Antiquarianism

 •  3 min. read  •  grade level: 10
 
SOME believers live in the past, and they are men of the past. Once they lived in the present, and thought out the thoughts of the men living around them, and sought from God wisdom to help their day and generation. In that earlier time they were useful to their fellows, but, having become antiquarians, their present usefulness is comparatively small. Interesting and well-informed persons they are; they charm you with stories of fifty years ago, and with accounts of movements long since gone by; they can paint pictures of the past, till the pictures look so life-like, that the spectator can almost imagine himself living in the scenes depicted. They describe the grace and the holiness, the breathings after God, the love and the unity of the Christians, the triumphs of their faith in the days of ore, but the present, this very hour, with its infidelities, its retrograde spirit, its rebellion against God, is not that which inspires the soul of the antiquarian.
These Christians are like the curators attached to museums who show and explain to visitors the armor and the weapons of the dead, and point out how the soldiers now at rest won battles and overthrew the foe.
Antiquarianism is interesting, but for usefulness we need wisdom to discern the signs of the times. We are called to serve our day and generation; we are the living among the living, and should seek to enter into the difficulties of the hour, and to think out the thoughts of the men among whom we move.
Records of the past should encourage us to be zealous in the present; tales of the victories of old should fire us with eagerness for victories for today; the noble deeds and vigorous faith of saints now with Christ in paradise, should appeal to us to quit ourselves like men, and to be strong—strong in the Lord, and in the power of His might, this very day.

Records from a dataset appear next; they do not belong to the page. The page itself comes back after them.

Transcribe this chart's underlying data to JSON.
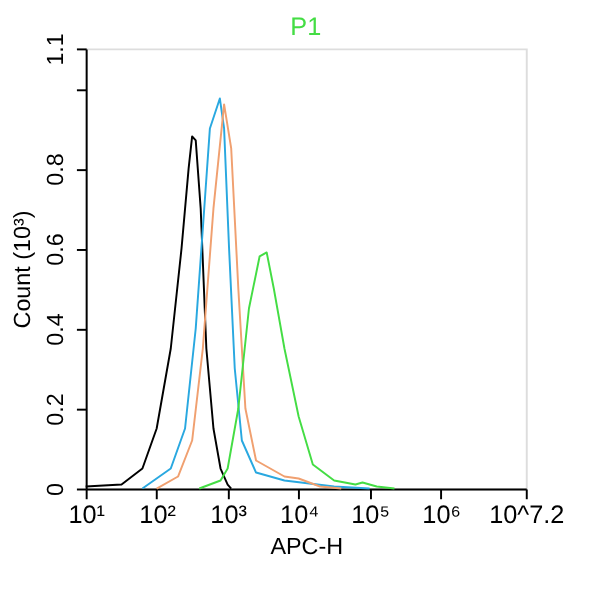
{
  "chart_data": {
    "type": "line",
    "xlabel": "APC-H",
    "ylabel": "Count (10³)",
    "log": "x",
    "grid": false,
    "marker": "none",
    "line_style": "solid",
    "xlim": [
      10,
      15848932
    ],
    "ylim": [
      0,
      1.1
    ],
    "xticks": [
      {
        "value": 10,
        "label": "10¹"
      },
      {
        "value": 100,
        "label": "10²"
      },
      {
        "value": 1000,
        "label": "10³"
      },
      {
        "value": 10000,
        "label": "10⁴"
      },
      {
        "value": 100000,
        "label": "10⁵"
      },
      {
        "value": 1000000,
        "label": "10⁶"
      },
      {
        "value": 15848932,
        "label": "10^7.2"
      }
    ],
    "yticks": [
      0,
      0.2,
      0.4,
      0.6,
      0.8,
      {
        "value": 1,
        "label": null
      },
      1.1
    ],
    "series": [
      {
        "color": "#000000",
        "x": [
          10,
          32,
          63,
          100,
          158,
          224,
          282,
          316,
          355,
          417,
          501,
          631,
          794,
          1000,
          1122
        ],
        "values": [
          0.005,
          0.01,
          0.05,
          0.15,
          0.35,
          0.6,
          0.8,
          0.88,
          0.87,
          0.7,
          0.35,
          0.15,
          0.05,
          0.01,
          0
        ]
      },
      {
        "color": "#29a8e0",
        "x": [
          63,
          158,
          251,
          355,
          447,
          562,
          776,
          891,
          1047,
          1259,
          1585,
          2512,
          6310,
          31623,
          100000
        ],
        "values": [
          0,
          0.05,
          0.15,
          0.4,
          0.65,
          0.9,
          0.975,
          0.9,
          0.6,
          0.3,
          0.12,
          0.04,
          0.02,
          0.005,
          0
        ]
      },
      {
        "color": "#f0a070",
        "x": [
          100,
          200,
          316,
          447,
          631,
          891,
          1122,
          1413,
          1778,
          2512,
          6310,
          10000,
          19953,
          39811
        ],
        "values": [
          0,
          0.03,
          0.12,
          0.35,
          0.7,
          0.96,
          0.85,
          0.5,
          0.2,
          0.07,
          0.03,
          0.025,
          0.005,
          0
        ]
      },
      {
        "name": "P1",
        "color": "#44dd44",
        "x": [
          398,
          794,
          1000,
          1413,
          1995,
          2818,
          3548,
          4467,
          6310,
          10000,
          15849,
          31623,
          63096,
          79433,
          125893,
          223872
        ],
        "values": [
          0,
          0.02,
          0.05,
          0.2,
          0.45,
          0.58,
          0.59,
          0.5,
          0.35,
          0.18,
          0.06,
          0.02,
          0.01,
          0.015,
          0.005,
          0
        ]
      }
    ]
  }
}
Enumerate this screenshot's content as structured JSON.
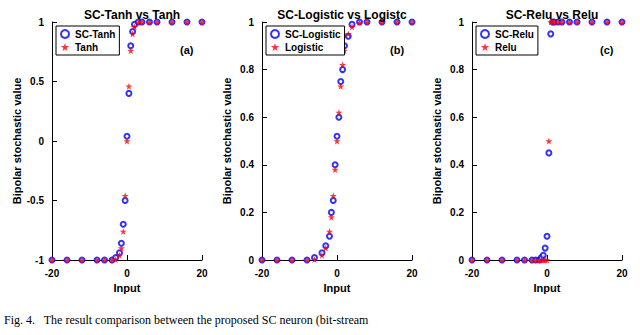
{
  "caption": "Fig. 4.   The result comparison between the proposed SC neuron (bit-stream",
  "chart_data": [
    {
      "type": "scatter",
      "title": "SC-Tanh vs Tanh",
      "annotation": "(a)",
      "x_label": "Input",
      "y_label": "Bipolar stochastic value",
      "x": [
        -20,
        -16,
        -12,
        -8,
        -6,
        -4,
        -3,
        -2,
        -1.5,
        -1,
        -0.5,
        0,
        0.5,
        1,
        1.5,
        2,
        3,
        4,
        6,
        8,
        12,
        16,
        20
      ],
      "series": [
        {
          "name": "SC-Tanh",
          "color": "#0000ff",
          "marker": "circle",
          "values": [
            -1,
            -1,
            -1,
            -1,
            -1,
            -1,
            -0.98,
            -0.94,
            -0.86,
            -0.7,
            -0.5,
            0.04,
            0.4,
            0.8,
            0.92,
            0.98,
            1,
            1,
            1,
            1,
            1,
            1,
            1
          ]
        },
        {
          "name": "Tanh",
          "color": "#ff0000",
          "marker": "star",
          "values": [
            -1,
            -1,
            -1,
            -1,
            -1,
            -0.999,
            -0.995,
            -0.96,
            -0.9,
            -0.76,
            -0.46,
            0,
            0.46,
            0.76,
            0.9,
            0.96,
            0.995,
            0.999,
            1,
            1,
            1,
            1,
            1
          ]
        }
      ],
      "xlim": [
        -20,
        20
      ],
      "xticks": [
        -20,
        0,
        20
      ],
      "ylim": [
        -1,
        1
      ],
      "yticks": [
        -1,
        -0.5,
        0,
        0.5,
        1
      ],
      "grid": false,
      "legend": "upper left"
    },
    {
      "type": "scatter",
      "title": "SC-Logistic vs Logistc",
      "annotation": "(b)",
      "x_label": "Input",
      "y_label": "Bipolar stochastic value",
      "x": [
        -20,
        -16,
        -12,
        -8,
        -6,
        -4,
        -3,
        -2,
        -1.5,
        -1,
        -0.5,
        0,
        0.5,
        1,
        1.5,
        2,
        3,
        4,
        6,
        8,
        12,
        16,
        20
      ],
      "series": [
        {
          "name": "SC-Logistic",
          "color": "#0000ff",
          "marker": "circle",
          "values": [
            0,
            0,
            0,
            0,
            0.01,
            0.03,
            0.06,
            0.1,
            0.2,
            0.25,
            0.4,
            0.52,
            0.6,
            0.75,
            0.8,
            0.9,
            0.94,
            0.99,
            1,
            1,
            1,
            1,
            1
          ]
        },
        {
          "name": "Logistic",
          "color": "#ff0000",
          "marker": "star",
          "values": [
            0,
            0,
            0,
            0,
            0.002,
            0.02,
            0.05,
            0.12,
            0.18,
            0.27,
            0.38,
            0.5,
            0.62,
            0.73,
            0.82,
            0.88,
            0.95,
            0.98,
            0.998,
            1,
            1,
            1,
            1
          ]
        }
      ],
      "xlim": [
        -20,
        20
      ],
      "xticks": [
        -20,
        0,
        20
      ],
      "ylim": [
        0,
        1
      ],
      "yticks": [
        0,
        0.2,
        0.4,
        0.6,
        0.8,
        1
      ],
      "grid": false,
      "legend": "upper left"
    },
    {
      "type": "scatter",
      "title": "SC-Relu vs Relu",
      "annotation": "(c)",
      "x_label": "Input",
      "y_label": "Bipolar stochastic value",
      "x": [
        -20,
        -16,
        -12,
        -8,
        -6,
        -4,
        -3,
        -2,
        -1.5,
        -1,
        -0.5,
        0,
        0.5,
        1,
        1.5,
        2,
        3,
        4,
        6,
        8,
        12,
        16,
        20
      ],
      "series": [
        {
          "name": "SC-Relu",
          "color": "#0000ff",
          "marker": "circle",
          "values": [
            0,
            0,
            0,
            0,
            0,
            0,
            0,
            0,
            0.01,
            0.02,
            0.05,
            0.1,
            0.45,
            0.95,
            1,
            1,
            1,
            1,
            1,
            1,
            1,
            1,
            1
          ]
        },
        {
          "name": "Relu",
          "color": "#ff0000",
          "marker": "star",
          "values": [
            0,
            0,
            0,
            0,
            0,
            0,
            0,
            0,
            0,
            0,
            0,
            0,
            0.5,
            1,
            1,
            1,
            1,
            1,
            1,
            1,
            1,
            1,
            1
          ]
        }
      ],
      "xlim": [
        -20,
        20
      ],
      "xticks": [
        -20,
        0,
        20
      ],
      "ylim": [
        0,
        1
      ],
      "yticks": [
        0,
        0.2,
        0.4,
        0.6,
        0.8,
        1
      ],
      "grid": false,
      "legend": "upper left"
    }
  ]
}
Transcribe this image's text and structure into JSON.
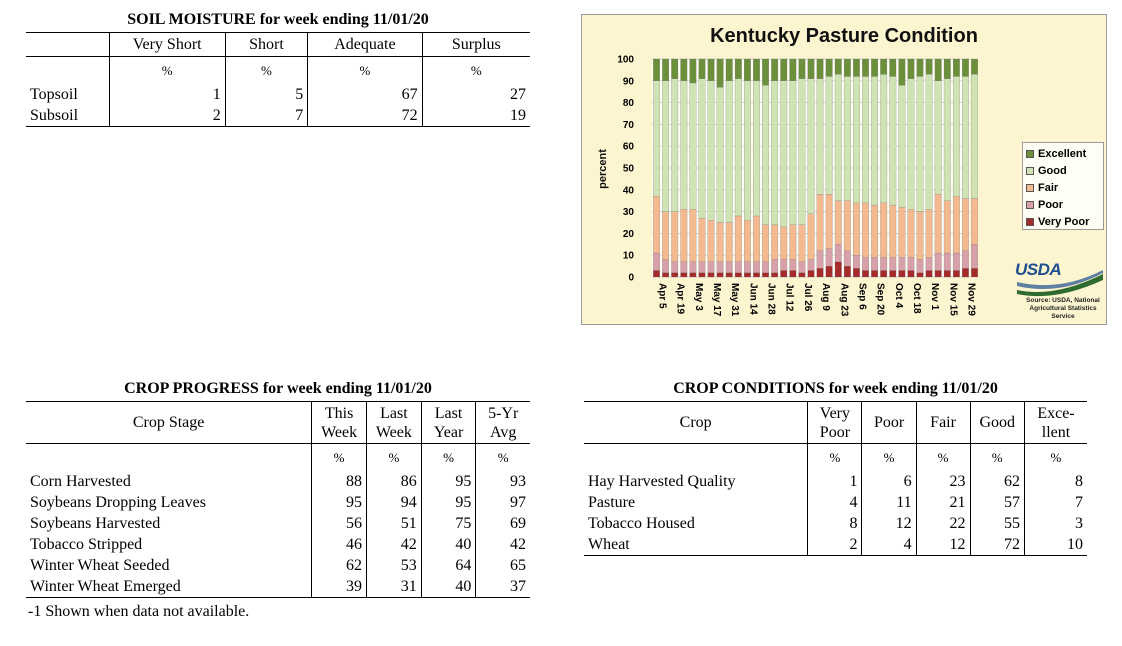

Older people are in danger of antiquarianism. The young, as a rule, object to antiquarianism. The knowledge of how men served God five hundred, or fifty years ago, rightly used, should be an example of how men should serve Him today. The question should be how shall victory be gained today over the evils and errors of the day. England may blazon Nile and Waterloo upon her standards, but did war break out tomorrow, England would have to fight fresh battles. Christians may boast of Luther, or of Whitfield, or of Wesley, or speak of the great men whom they knew, but they want to see men so living in God’s presence that their souls are stirred for God, and led into active warfare for Christ!
We would earnestly beg of our older readers to beware of becoming antiquarians. Let the older Christians use their experiences of God’s ways, and their knowledge of His word, yes, and of the good they have seen in His saints also, to help the young; let them seek to be living, moving, burning witnesses their own very selves for God, and for eternity. Or, if this cannot be, if our reader feels that he has grown too old and too stiff for use, we would ask him not to tell the young stories of what happened long years ago, in such a way as to lead them to suppose that God was more gracious in the past than He is in the present. This would certainly make the young in faith doubly disheartened—first by the effect of the story of a bright but long since faded past, and next by the sight of an antiquarian.